Perhaps there is nothing to transcend. What happens on Earth, stays on Earth. The philosophers are calling this radical immanence. “Do you believe in radical immanence?” How insane would it be to make me repeat what I have already said before. I believe in nothing. To believe is to be disappointed. I just want to be in this Thing. I just want to be wholly and fully in this Thing, and wholly and fully in this thing we call Life. This thing we call Life, and its bizarre axiological ground, which, raises infinite questions in this body of mine which becomes painful, painful moments of sad reflection. Afro-depressionism. The philosophers of science say that theory is value-laden. I say that theory is affect-laden. I have tried, over and over again, to divorce my body from these questions but it returns again and again inflecting the direction of inquiry with intense inflections and intonations. I apologize if I am not a scholar. For I am a Thing.

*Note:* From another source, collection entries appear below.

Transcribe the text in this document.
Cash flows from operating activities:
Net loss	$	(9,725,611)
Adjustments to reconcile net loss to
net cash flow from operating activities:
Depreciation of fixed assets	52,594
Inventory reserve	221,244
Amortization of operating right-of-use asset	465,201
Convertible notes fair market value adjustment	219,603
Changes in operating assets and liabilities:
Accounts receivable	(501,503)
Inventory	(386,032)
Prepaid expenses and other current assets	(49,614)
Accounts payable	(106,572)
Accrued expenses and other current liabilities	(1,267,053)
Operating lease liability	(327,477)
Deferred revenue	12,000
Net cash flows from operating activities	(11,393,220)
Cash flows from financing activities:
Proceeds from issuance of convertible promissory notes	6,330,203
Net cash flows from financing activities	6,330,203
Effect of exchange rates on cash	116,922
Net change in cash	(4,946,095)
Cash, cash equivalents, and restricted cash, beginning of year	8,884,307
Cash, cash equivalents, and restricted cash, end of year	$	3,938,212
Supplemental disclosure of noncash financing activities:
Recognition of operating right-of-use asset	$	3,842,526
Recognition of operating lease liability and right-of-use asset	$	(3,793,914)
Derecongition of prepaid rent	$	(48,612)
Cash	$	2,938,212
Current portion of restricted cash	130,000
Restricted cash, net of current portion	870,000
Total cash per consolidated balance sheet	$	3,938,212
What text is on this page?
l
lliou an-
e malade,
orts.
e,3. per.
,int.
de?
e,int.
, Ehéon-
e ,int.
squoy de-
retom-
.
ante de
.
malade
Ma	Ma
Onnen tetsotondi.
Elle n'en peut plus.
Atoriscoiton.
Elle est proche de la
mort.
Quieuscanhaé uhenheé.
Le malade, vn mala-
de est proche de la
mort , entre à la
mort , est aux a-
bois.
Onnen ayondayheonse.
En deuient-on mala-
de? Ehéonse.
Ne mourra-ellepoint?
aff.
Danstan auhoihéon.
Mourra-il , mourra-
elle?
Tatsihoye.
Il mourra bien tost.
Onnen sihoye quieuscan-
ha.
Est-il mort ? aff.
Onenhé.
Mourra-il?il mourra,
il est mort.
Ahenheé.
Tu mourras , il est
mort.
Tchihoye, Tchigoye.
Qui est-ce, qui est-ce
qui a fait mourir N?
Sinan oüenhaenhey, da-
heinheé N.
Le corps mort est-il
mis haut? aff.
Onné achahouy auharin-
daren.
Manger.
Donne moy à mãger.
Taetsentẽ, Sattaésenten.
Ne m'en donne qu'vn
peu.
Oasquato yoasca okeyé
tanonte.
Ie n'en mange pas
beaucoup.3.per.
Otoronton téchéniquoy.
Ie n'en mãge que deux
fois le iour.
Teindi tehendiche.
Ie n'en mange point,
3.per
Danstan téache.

I am after something different after all. Something larger than the University – even if the University is a part of my placement. I am after something like the Universe without the Universal. I am after the death of distinctions that murder. I am after open and closed possibilities and disastrous leaps of faith. I am after Every Thing and No Thing. Every Body and No Body. Every Thing and Every Body. Any Thing and Any Body. O my body! Make of me a man who always questions! An appreciator of the mundane, an inquisitor on and upon the quotidian, a theorist of accumulation and material abstraction, a feeler of the intimacies between the body that questions and the objects that surround, enable, and condition the possibility for it in an intra-active fashion. What happens on Earth, stays on Earth. Until They (the Humans) leave it, and leave us here to replenish the planet and flourish in their absence. I believe that we have to recognize that we are truly in this bitch like here on Earth and that what that means is that there is nowhere to go but here. You will rise here, you will fall here. It is you and all that is till all that is, is no more. I am not after the University. I am after the Universe. O my body! Make of me a man who always questions! Not a man. Not a me. O body! Make who always questions!